У Андрея Васильевича тоже стеснило грудь от слов Гедвиги. Он невольно вспомнил, с каким трепетом и замиранием сердца он встретил в первый раз выражение ее сочувствия; вспомнил ту радость, тот невыразимый восторг, который охватил его в ту минуту, когда в ответ на его страстные слова, от которых у ребенка-девушки закружилась головка, кровь прилила к сердцу и она, тоже полная трепета, невыразимой радости и непонятных желаний, прижала к его груди свое пылающее личико и чуть прошептала свое «люблю». Вспомнил он, как тогда говорили они, клялись, детски клялись любить друг друга, вечно, всегда, не только до смерти, но и после смерти… Вспомнил, как тогда сорвал он первый поцелуй и как долго поцелуй этот отзывался в нем сладостным ощущением… Да, тогда эти слова, эти клятвы, эта нежность возносили его на верх благополучия, давали ему блаженство осуществления всех надежд, всех оттенков его мечты. Удовлетворяя чувству зарождающейся склонности, они ласкали также и ту его преобладающую страсть, которая, вне его сознания, еще с детства охватывала собою всю его душу. Эта страсть – безмерное честолюбие. Он сам не знал, до какой степени он честолюбив, а он был честолюбив именно беспредельно. В то время Гедвига давала ему все. Она удовлетворяла всем требованиям его мечты, всем тем требованиям, с которыми он сроднился и которые как бы составляли часть его самого. А теперь, теперь перед ним та же самая девушка… Нет, еще лучше, прекраснее, поэтичнее… Отрадное воспоминание, сочувствие и невыразимая привлекательность Гедвиги выводят его из себя, вынуждают броситься сейчас перед ней на колени, прижать к своей груди и сказать: «Друг мой, родная моя! Ведь ты моя, как и я твой! Осчастливь же меня, проговори мне опять те же заветные слова любви и нежности, которыми когда-то ты туманила мою голову, счастливила мою жизнь…» Да! Но где же тогда будут его мечты?
В эту минуту в его воображении пронесся величавый, спокойный и хотя несколько поблекший, но все же обаятельный образ императрицы Елизаветы; пронеслась картина его будущего, когда он, волей величия, окружающего этот обаятельный образ, будет вознесен на тот пьедестал, перед которым склоняется человечество и на котором одним мановением руки решается судьба миллионов…
Он очарован этим минутным представлением своего воображения. Да! Он встанет на этот пьедестал, не обманет мечты князей Зацепиных, восстановит политическое значение своего славного рода.
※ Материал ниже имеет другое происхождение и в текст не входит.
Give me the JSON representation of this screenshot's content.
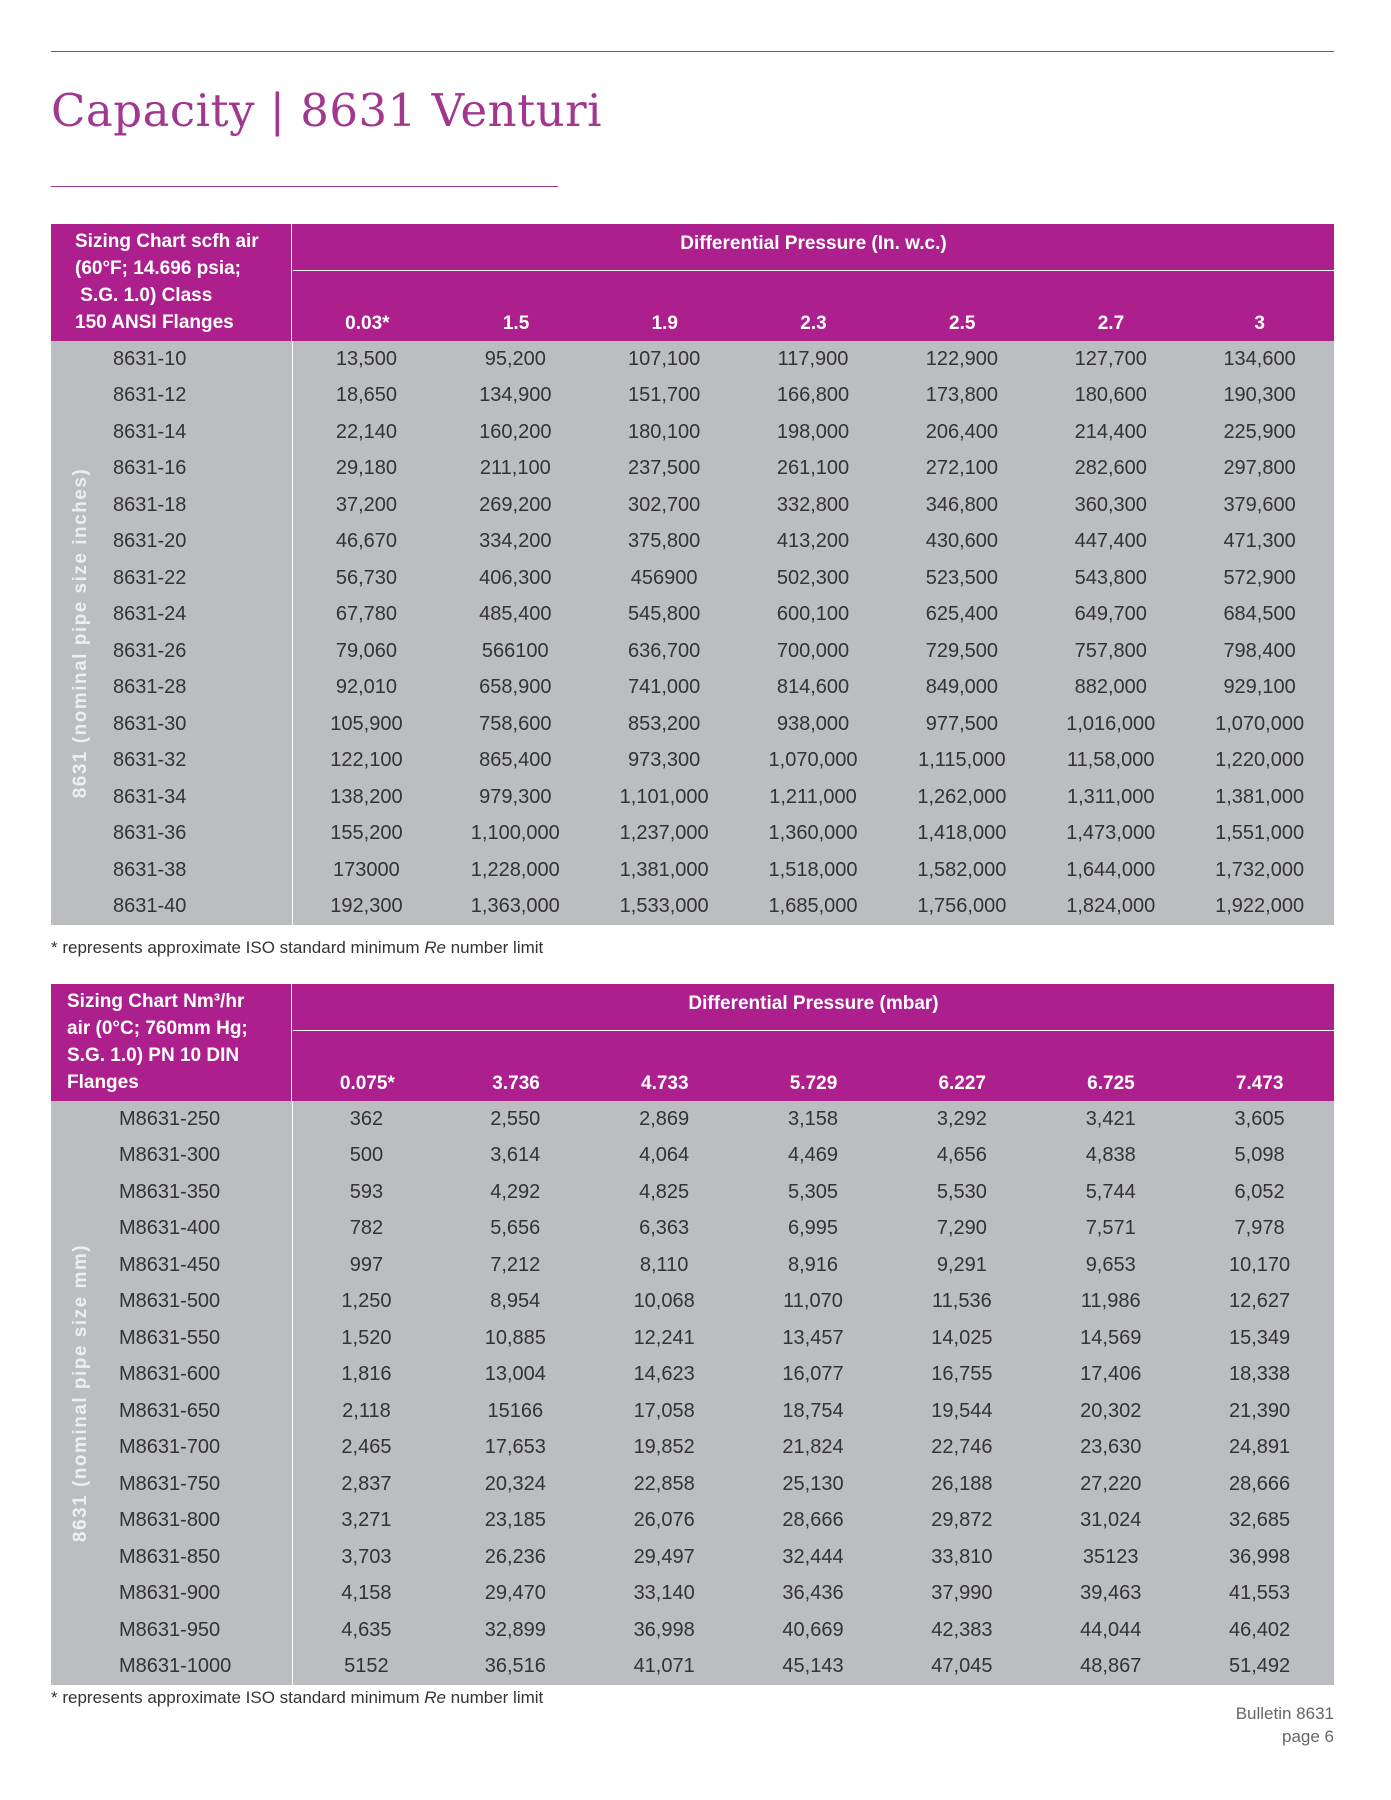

Он отдаст всего себя, все свои задушевные желания тому, что лелеял в груди своей с детства, чему посвящал себя, всю жизнь, всю мысль свою… На что же тогда ему Гедвига? Зачем она? Какие последствия произойдут от каждого его слова любви и нежности?
Под влиянием этой минутной борьбы его помыслов, борьбы, отразившейся в его взгляде, в выражении лица, в движении бровей, он, однако же, сознавал, что должен что-нибудь сказать Гедвиге, что-нибудь решить, и решить сейчас, сию минуту. «Прибытие ее не может не стать известым «ей» завтра же, и тогда что «она» скажет, что подумает? С тем вместе, – думал он, – я должен, обязательно должен выяснить свои отношения Гедвиге, должен сказать… Обман и двусмысленность не соответствуют имени князя Зацепина».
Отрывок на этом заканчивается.